100 Bridging the gap: from 1D to 3D genomics

Abstract

Combination of the nucleotides A, C, G, and T leads to one-dimensional (1D) DNA sequence that further gives rise to the three-dimensional (3D) structure of DNA. In fact, proteins do not literally read the letters A, C, G, and T. Instead, read out is based on spatial interactions between 3D objects, in which the structures of both DNA and proteins are important for the interactions to occur (Rohs et al. 2009; Rohs et al. 2010). On the other hand, while the 3D structure of DNA is dependent on the primary sequence, there is degeneracy in mapping DNA sequence to shape. Moreover, while high-throughput sequencing technologies continue to produce large amounts of DNA sequence information, experimental data on 3D structures of DNA is limited. These facts all urge to develop new approaches that provide new insights into DNA structure.

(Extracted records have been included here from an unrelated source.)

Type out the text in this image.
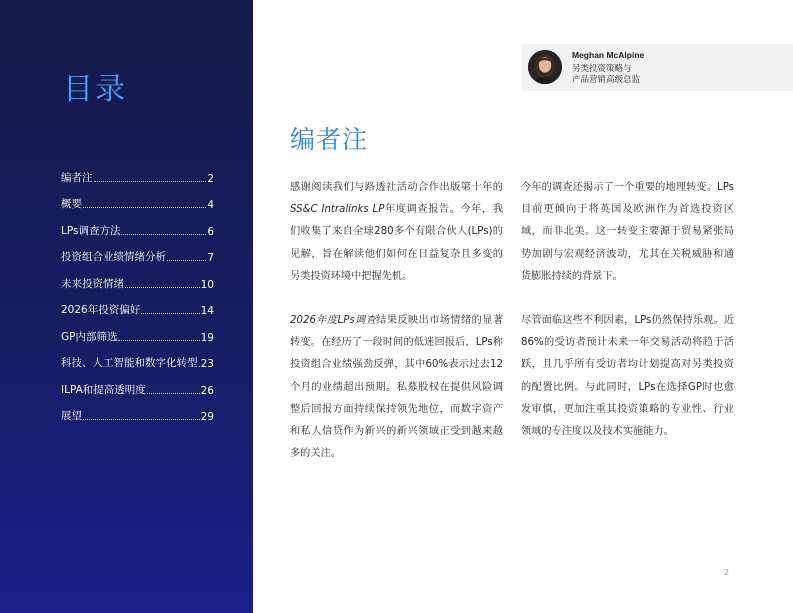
目录
编者注	2
概要	4
LPs调查方法	6
投资组合业绩情绪分析	7
未来投资情绪	10
2026年投资偏好	14
GP内部筛选	19
科技、人工智能和数字化转型 23
ILPA和提高透明度	26
展望	29
Meghan McAlpine
另类投资策略与
产品营销高级总监
编者注

感谢阅读我们与路透社活动合作出版第十年的SS&C Intralinks LP年度调查报告。今年，我们收集了来自全球280多个有限合伙人(LPs)的见解，旨在解读他们如何在日益复杂且多变的另类投资环境中把握先机。

2026年度LPs调查结果反映出市场情绪的显著转变。在经历了一段时间的低迷回报后，LPs称投资组合业绩强劲反弹，其中60%表示过去12个月的业绩超出预期。私募股权在提供风险调整后回报方面持续保持领先地位，而数字资产和私人信贷作为新兴的新兴领域正受到越来越多的关注。

今年的调查还揭示了一个重要的地理转变。LPs目前更倾向于将英国及欧洲作为首选投资区域，而非北美。这一转变主要源于贸易紧张局势加剧与宏观经济波动，尤其在关税威胁和通货膨胀持续的背景下。

尽管面临这些不利因素，LPs仍然保持乐观。近86%的受访者预计未来一年交易活动将趋于活跃，且几乎所有受访者均计划提高对另类投资的配置比例。与此同时，LPs在选择GP时也愈发审慎，更加注重其投资策略的专业性、行业领域的专注度以及技术实施能力。

2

Given such motivation, we have developed a high-throughput tool for predicting shape of “naked” DNA on a genomic scale (Slattery et al. 2011) and a web server for predicting DNA shape information. In parallel, we constructed a database of shape that features of transcription factor binding sites using sequence-based databases as the source for binding motifs. These tools provide a novel approach for studying transcription factor binding sites, especially those of paralogous transcription factors which share highly similar core-binding motifs but bind different genome sites in vivo. Our approach can also be used to study less-specific protein–DNA interactions, for example, histone–DNA interactions in nucleosomes. Here, we present structural profiles of transcription factor and nucleosome binding sites of various organisms and provide evidence that DNA shape generally plays an important role in protein–DNA recognition. Specifically, we present insights in how paralogous transcription factors recognize DNA shape to achieve differential binding specificity and suggest that mechanisms for nucleosome formation are somewhat different in Plasmodium falciparum whose genome has an extremely high A/T content compared with Saccharomyces cerevisiae and Drosophila melanogaster.